Dovrebbe essere l’ultima parola, invece è la mossa che scoperchia un vaso di Pandora. Ed è ovvio che sia così: la commissione era stata istituita essenzialmente per prendere tempo, affidata a un tecnico notoriamente contrario alla Tav, il che basta e avanza al coro favorevole alla tratta per strillare che quei conti sono carta straccia. «Dalla farsa siamo passati a una truffa per far quadrare i conti come vuole il padrone», sbotta il commissario straordinario per la Tav Paolo Foietta. A seguire arriva il diluvio. Le accuse di aver falsato i calcoli si sprecano. Pd e Fi sono i più scatenati ma l’oscar se l’aggiudica Berlusconi, ospite di Barbara D’Urso, con uno show da grande attore. Parla di tutto, attacca i 5S su tutto ma è intorno alla Tav che prepara il pezzo forte: «Ma lo capite o no che sono matti?».

La Ue prende tempo anche se Tajani, in veste di presidente del parlamento europeo, non manca di segnalare che per l’Europa l’opera è fondamentale. Giuseppe Conte, mandato come al solito allo sbaraglio e sbeffeggiato in pieno Parlamento europeo dal leader belga dei Liberali europei Guy Verhofstadt con un cocente «Per quanto resterà un burattino mosso dai vicepremier?», prova a difendere il suo governo: «E’ un progetto di interesse europeo» ma «a fronte di valutazioni di 25 anni fa abbiamo ritenuto opportuno riaggiornarle».

Il verdetto europeo e francese arriverà a giorni. Stanno «studiando le carte». Quello di Confindustria invece è già arrivato: «La Tav vale 50mila posti di lavoro e questo è l’importante», sentenzia il presidente Boccia, senza spiegare perché ove i fondi fossero dirottati su altre opere i posti di lavoro svanirebbero.

Tutte queste rumorose reazioni erano prevedibili. La sfida sulla Tav è politica e simbolica: nessun conto basterebbe a risolverla. C’è una sola reazione che conti davvero, proprio perché la partita è politica: quella della Lega. Salvini, arrivando al vertice di maggioranza disertato da Di Maio, se la cava con un diplomatico «Non ho ancora letto il documento». I suoi ufficiali usano meno tatto. Analisi o non analisi la Tav s’ha da fare. «Quel documento non è mica il Vangelo. Prima di mandare tutto a monte bisogna riflettere bene.
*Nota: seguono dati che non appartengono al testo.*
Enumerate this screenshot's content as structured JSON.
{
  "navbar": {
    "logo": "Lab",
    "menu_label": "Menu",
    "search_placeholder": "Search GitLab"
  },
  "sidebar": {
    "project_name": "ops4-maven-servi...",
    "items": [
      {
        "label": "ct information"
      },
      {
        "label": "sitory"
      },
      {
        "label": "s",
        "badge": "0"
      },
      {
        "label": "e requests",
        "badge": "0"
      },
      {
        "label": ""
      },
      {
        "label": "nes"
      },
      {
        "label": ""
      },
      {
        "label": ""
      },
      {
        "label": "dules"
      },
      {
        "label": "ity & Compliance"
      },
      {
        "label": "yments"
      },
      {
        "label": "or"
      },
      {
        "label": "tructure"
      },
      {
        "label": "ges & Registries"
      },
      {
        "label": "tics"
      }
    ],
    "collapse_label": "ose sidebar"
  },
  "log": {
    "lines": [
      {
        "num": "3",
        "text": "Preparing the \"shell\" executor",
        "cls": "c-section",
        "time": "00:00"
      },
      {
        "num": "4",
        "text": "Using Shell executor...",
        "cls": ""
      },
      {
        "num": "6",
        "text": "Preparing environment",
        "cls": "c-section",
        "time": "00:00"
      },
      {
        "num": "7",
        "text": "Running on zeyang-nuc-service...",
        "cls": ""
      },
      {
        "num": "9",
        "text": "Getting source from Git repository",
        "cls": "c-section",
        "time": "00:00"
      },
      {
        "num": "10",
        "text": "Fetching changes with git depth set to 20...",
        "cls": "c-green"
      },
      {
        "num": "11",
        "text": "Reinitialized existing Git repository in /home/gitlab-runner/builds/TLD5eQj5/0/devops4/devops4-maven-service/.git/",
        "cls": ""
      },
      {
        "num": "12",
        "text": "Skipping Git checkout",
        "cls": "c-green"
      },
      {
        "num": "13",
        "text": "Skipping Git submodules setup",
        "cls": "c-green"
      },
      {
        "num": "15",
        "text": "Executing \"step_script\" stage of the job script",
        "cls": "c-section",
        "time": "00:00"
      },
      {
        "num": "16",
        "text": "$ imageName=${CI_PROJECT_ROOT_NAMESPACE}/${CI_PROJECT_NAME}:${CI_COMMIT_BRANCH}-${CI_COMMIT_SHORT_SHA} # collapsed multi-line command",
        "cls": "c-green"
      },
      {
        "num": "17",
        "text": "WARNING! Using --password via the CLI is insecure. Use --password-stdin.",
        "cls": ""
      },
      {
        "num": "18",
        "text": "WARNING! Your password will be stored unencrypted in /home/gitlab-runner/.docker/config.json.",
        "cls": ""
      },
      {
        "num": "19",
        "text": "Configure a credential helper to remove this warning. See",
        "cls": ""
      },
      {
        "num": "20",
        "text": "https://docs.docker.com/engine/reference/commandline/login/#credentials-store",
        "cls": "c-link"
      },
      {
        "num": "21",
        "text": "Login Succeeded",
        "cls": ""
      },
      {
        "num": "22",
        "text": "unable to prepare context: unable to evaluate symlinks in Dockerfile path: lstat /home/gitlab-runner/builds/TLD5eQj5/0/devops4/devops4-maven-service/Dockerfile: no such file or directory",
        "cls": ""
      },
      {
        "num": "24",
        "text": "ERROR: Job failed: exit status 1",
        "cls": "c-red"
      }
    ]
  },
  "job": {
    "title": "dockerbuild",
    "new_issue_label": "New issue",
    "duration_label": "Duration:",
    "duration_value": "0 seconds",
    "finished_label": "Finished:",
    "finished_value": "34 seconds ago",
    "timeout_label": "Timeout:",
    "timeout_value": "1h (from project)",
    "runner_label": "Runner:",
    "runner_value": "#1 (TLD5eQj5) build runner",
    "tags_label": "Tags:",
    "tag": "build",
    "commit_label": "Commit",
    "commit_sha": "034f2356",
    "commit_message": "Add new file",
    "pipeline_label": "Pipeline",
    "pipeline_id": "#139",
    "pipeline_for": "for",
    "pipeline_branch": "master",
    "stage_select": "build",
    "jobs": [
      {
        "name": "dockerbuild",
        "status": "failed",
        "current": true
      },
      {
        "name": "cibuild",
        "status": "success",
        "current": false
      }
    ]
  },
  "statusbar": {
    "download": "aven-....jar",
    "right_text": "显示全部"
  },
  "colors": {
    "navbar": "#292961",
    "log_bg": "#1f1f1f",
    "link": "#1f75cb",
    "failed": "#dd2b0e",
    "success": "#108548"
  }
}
Non realizzare l’opera non la vedo come un’ipotesi percorribile», va giù secco il capo dei deputati Molinari. Il sottosegretario Bitonci è più ruvido: «Va assolutamente realizzata». L’unica scappatoia, indica Molinari, è il referendum regionale. Altrimenti resterà solo l’aula e l’incidente lì sarebbe enorme, forse fatale, dal momento che la Lega voterebbe con Forza Italia e Pd a favore della tratta.

La scomparsa di Luigi Di Maio, che anche ieri ha disertato il vertice di maggioranza ed è poi sparito per tutto il giorno, dimostra quanto enorme sia la difficoltà dei 5 Stelle. Al tavolo di maggioranza arriveranno con posizione fermissima. Ma lì, si lascia sfuggire qualche voce autorevole, potrebbero invece passare a posizioni più morbide. Perché il governo val bene una Tav.